Now we are going to add your new solution to the testing infrastructure.  In an editor, open the file `tests/test_excel_integration.py`.
Scroll down to the bottom, copy one of the test functions there and modify it to fit your new model.  It will look something
like the following, where you subsitute `TESTNAME` with a unique name for your test, and `MODULE` with the name of your solution module (which is the same as the name of the directory it is in).

```
def test_<SOLUTIONNAME>_RRS():
    from solution import <MODULE>
    zipfilename = str(solutiondir.joinpath(
        '<MODULE>', 'testdata', 'expected.zip'))
    zip_f = zipfile.ZipFile(file=zipfilename)
    for scenario in <MODULE>.scenarios.keys():
        obj = <MODULE>.Scenario(scenario=scenario)
        verify = RRS_solution_verify_list(obj=obj, zip_f=zip_f)
        check_excel_against_object(
            obj=obj, zip_f=zip_f, scenario=scenario, verify=verify)
```

Be sure to note whether your model is an RSS model or a Land model and copy the right kind of test!

## Run the Test

The following shell command runs the test you just created (swapping in your solution name, of course)

In [4]:
# You could pytest from the shell, but it is a little more convenient to call the 
# test function directly:
tei.test_Composting_RRS()

Checking PDS-34p2050-May2020
TAM Data
Helper Tables
Emissions Factors
Unit Adoption Calculations


AssertionError: Solution: Composting Scenario: PDS-34p2050-May2020 Unit Adoption Calculations Q135:AA181
DataFrames differ:
Err [2][2] : '126.1526760593272' != '154.5267512826652'
Err [2][3] : '5.77275458555166' != '5.755316301720526'
Err [2][4] : '120.0576454813384' != '84.44148875649192'
Err [2][5] : '10.63625345050044' != '14.852497777486196'
Err [2][6] : '0.461675655780282' != '0.4602810302156386'
Err [2][7] : '9.2038005152678' != '4.6019002576339'
Err [2][8] : '84.5236824402514' != '42.2618412201257'
Err [2][9] : '79.6409' != '39.82045'
Err [2][10] : '45.54' != '22.77'
Err [3][2] : '222.9054876615004' != '251.2795628848384'
Err [3][3] : '8.905047272119651' != '8.887608988288516'


If the test throws an exception, you might be tempted to use %debug to look at it.  Unfortunately the main location where exceptions get thrown has already lost the context of the error.  Instead what you generally have to do is figure out where in the test suite the failure was and add a `breakpoint()` (also known as `import pdb; pdb.set_trace()` to old-schoolers) there, then run it again.   Hint: the error message will probably contain an Excel range, like B91:C137.  This is a good string to search for in `test_excel_integration.py`.
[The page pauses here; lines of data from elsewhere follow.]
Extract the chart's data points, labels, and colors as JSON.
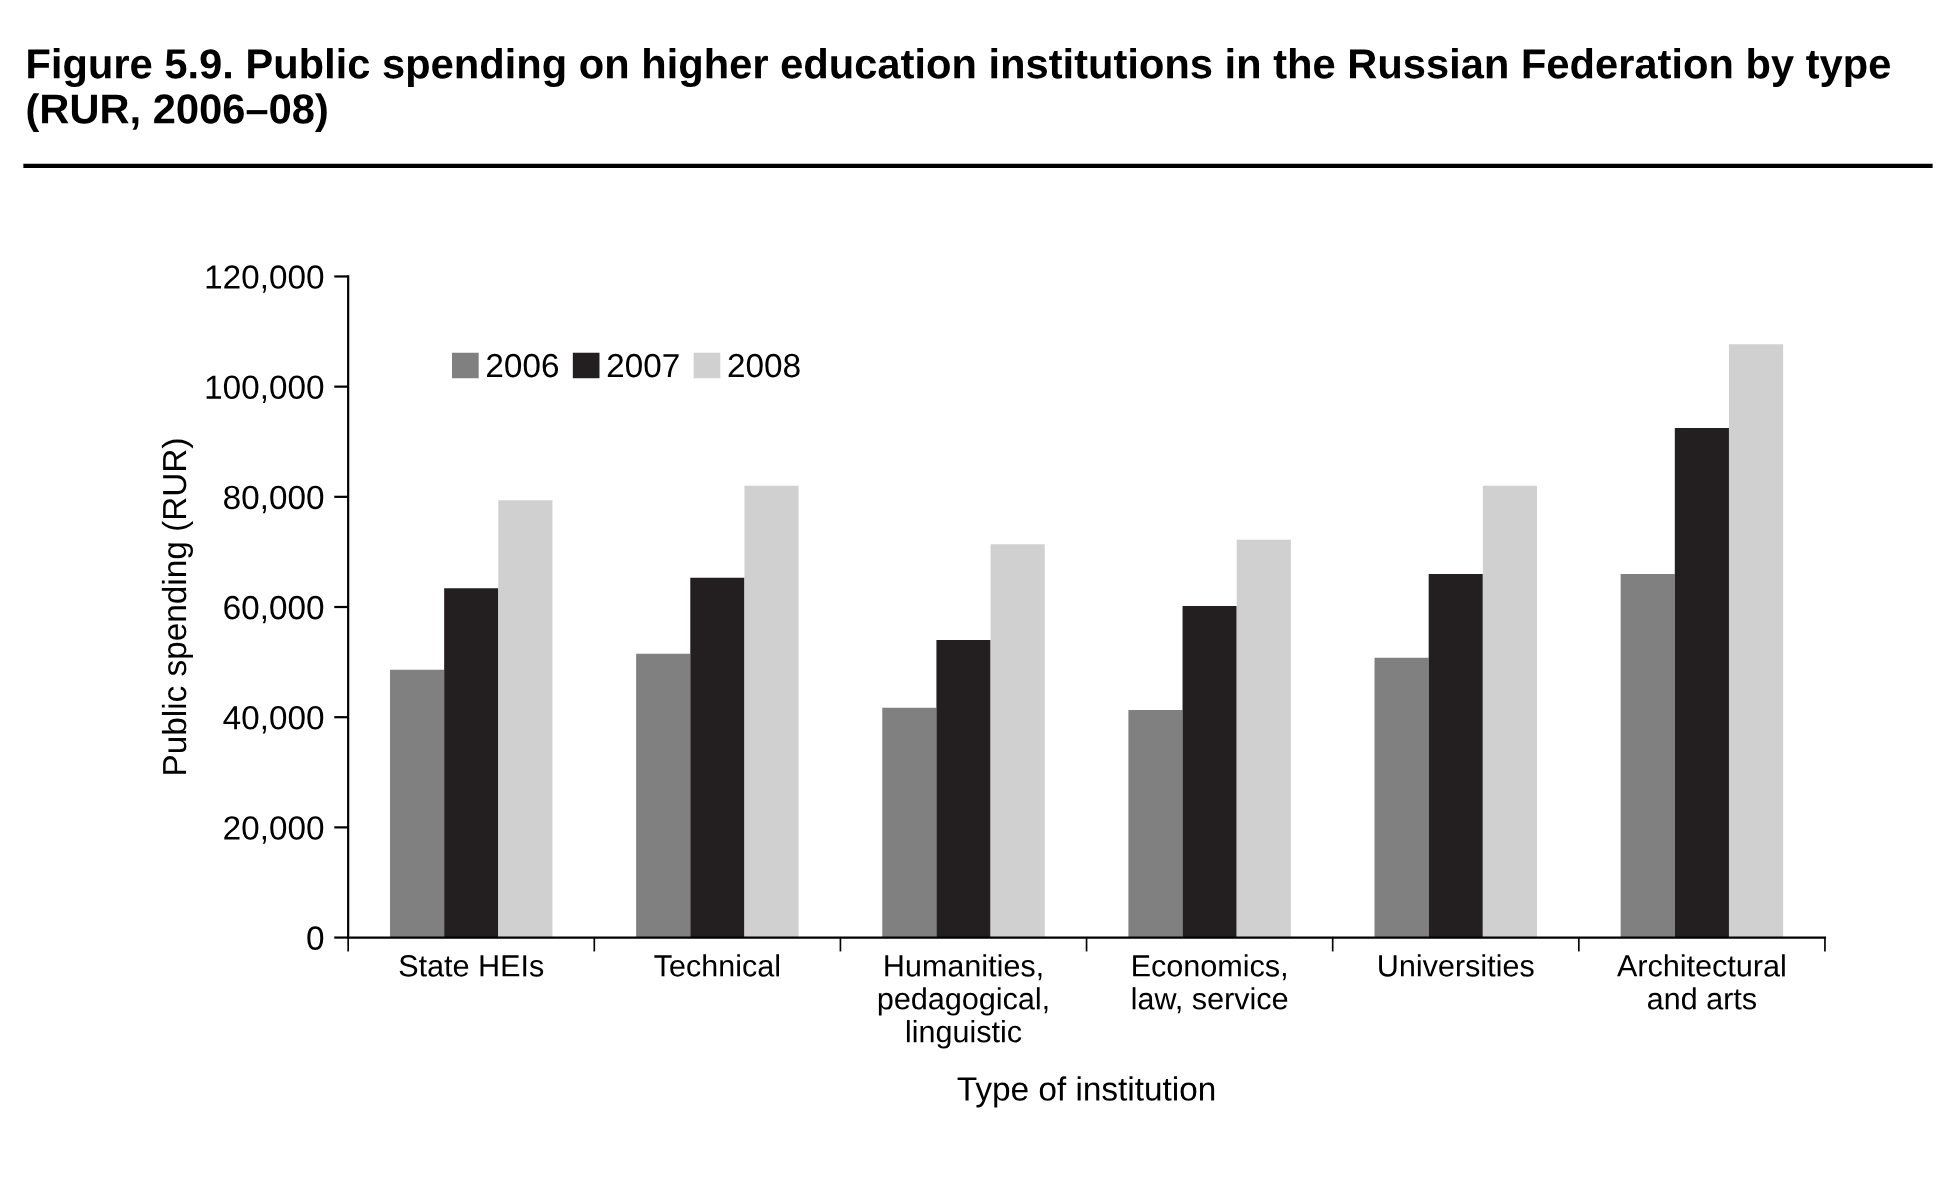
{
  "chart_data": {
    "type": "bar",
    "title": "Figure 5.9. Public spending on higher education institutions in the Russian Federation by type (RUR, 2006–08)",
    "xlabel": "Type of institution",
    "ylabel": "Public spending (RUR)",
    "categories": [
      "State HEIs",
      "Technical",
      "Humanities,\npedagogical,\nlinguistic",
      "Economics,\nlaw, service",
      "Universities",
      "Architectural\nand arts"
    ],
    "series": [
      {
        "name": "2006",
        "color": "#808080",
        "values": [
          48600,
          51500,
          41700,
          41300,
          50800,
          66000
        ]
      },
      {
        "name": "2007",
        "color": "#231f20",
        "values": [
          63400,
          65300,
          54000,
          60200,
          66000,
          92500
        ]
      },
      {
        "name": "2008",
        "color": "#d0d0d0",
        "values": [
          79400,
          82000,
          71400,
          72200,
          82000,
          107700
        ]
      }
    ],
    "ylim": [
      0,
      120000
    ],
    "yticks": [
      {
        "value": 0,
        "label": "0"
      },
      {
        "value": 20000,
        "label": "20,000"
      },
      {
        "value": 40000,
        "label": "40,000"
      },
      {
        "value": 60000,
        "label": "60,000"
      },
      {
        "value": 80000,
        "label": "80,000"
      },
      {
        "value": 100000,
        "label": "100,000"
      },
      {
        "value": 120000,
        "label": "120,000"
      }
    ],
    "legend": "top left",
    "grid": false
  }
}
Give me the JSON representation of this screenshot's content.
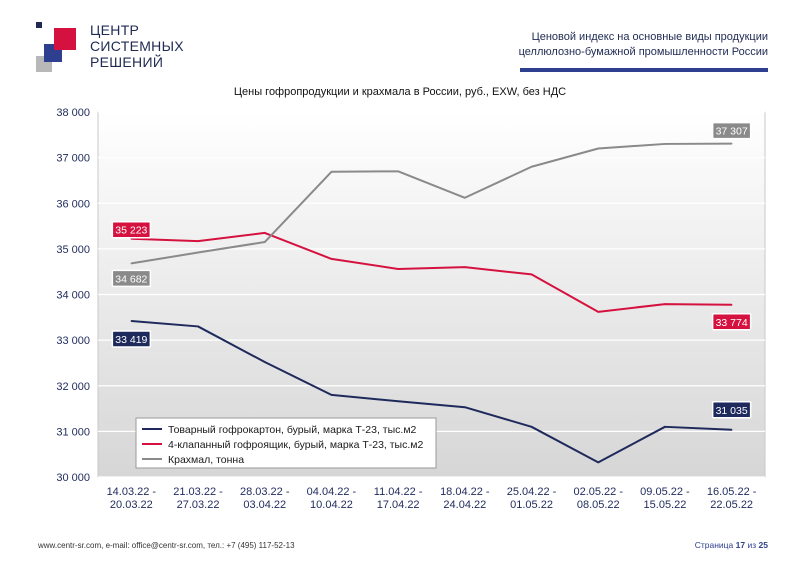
{
  "header": {
    "logo_lines": [
      "ЦЕНТР",
      "СИСТЕМНЫХ",
      "РЕШЕНИЙ"
    ],
    "title_line1": "Ценовой индекс на основные виды продукции",
    "title_line2": "целлюлозно-бумажной промышленности России"
  },
  "colors": {
    "navy": "#1f2a5c",
    "red": "#d5123f",
    "gray": "#8a8a8a",
    "accent_rule": "#2e3f8f"
  },
  "chart_data": {
    "type": "line",
    "title": "Цены гофропродукции и крахмала в России, руб., EXW, без НДС",
    "categories": [
      [
        "14.03.22 -",
        "20.03.22"
      ],
      [
        "21.03.22 -",
        "27.03.22"
      ],
      [
        "28.03.22 -",
        "03.04.22"
      ],
      [
        "04.04.22 -",
        "10.04.22"
      ],
      [
        "11.04.22 -",
        "17.04.22"
      ],
      [
        "18.04.22 -",
        "24.04.22"
      ],
      [
        "25.04.22 -",
        "01.05.22"
      ],
      [
        "02.05.22 -",
        "08.05.22"
      ],
      [
        "09.05.22 -",
        "15.05.22"
      ],
      [
        "16.05.22 -",
        "22.05.22"
      ]
    ],
    "ylim": [
      30000,
      38000
    ],
    "yticks": [
      30000,
      31000,
      32000,
      33000,
      34000,
      35000,
      36000,
      37000,
      38000
    ],
    "ytick_labels": [
      "30 000",
      "31 000",
      "32 000",
      "33 000",
      "34 000",
      "35 000",
      "36 000",
      "37 000",
      "38 000"
    ],
    "grid": true,
    "legend_position": "bottom-left",
    "series": [
      {
        "name": "Товарный гофрокартон, бурый, марка Т-23, тыс.м2",
        "color": "#1f2a5c",
        "values": [
          33419,
          33300,
          32520,
          31800,
          31660,
          31530,
          31100,
          30320,
          31100,
          31035
        ],
        "first_label": "33 419",
        "last_label": "31 035"
      },
      {
        "name": "4-клапанный гофроящик, бурый, марка Т-23, тыс.м2",
        "color": "#d5123f",
        "values": [
          35223,
          35170,
          35350,
          34780,
          34560,
          34600,
          34440,
          33620,
          33790,
          33774
        ],
        "first_label": "35 223",
        "last_label": "33 774"
      },
      {
        "name": "Крахмал, тонна",
        "color": "#8a8a8a",
        "values": [
          34682,
          34920,
          35150,
          36690,
          36700,
          36120,
          36800,
          37200,
          37300,
          37307
        ],
        "first_label": "34 682",
        "last_label": "37 307"
      }
    ]
  },
  "footer": {
    "contacts": "www.centr-sr.com, e-mail: office@centr-sr.com, тел.: +7 (495) 117-52-13",
    "page_word": "Страница",
    "page_num": "17",
    "page_of": "из",
    "page_total": "25"
  }
}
From there, you work your way back to the same questions we were working on above: is this a failure in extraction, model code, the excel workbook, or the test?  Rinse and repeat.

Helpful hint: are you looking at an excel formula with five nested `IF(...` expressions?  Try [https://www.excelformulabeautifier.com/](https://www.excelformulabeautifier.com/).  You're welcome.

# You Finished!
Did you get a clean test run?  Hurrah!  You've finished this import task.  Project Drawdown thanks you!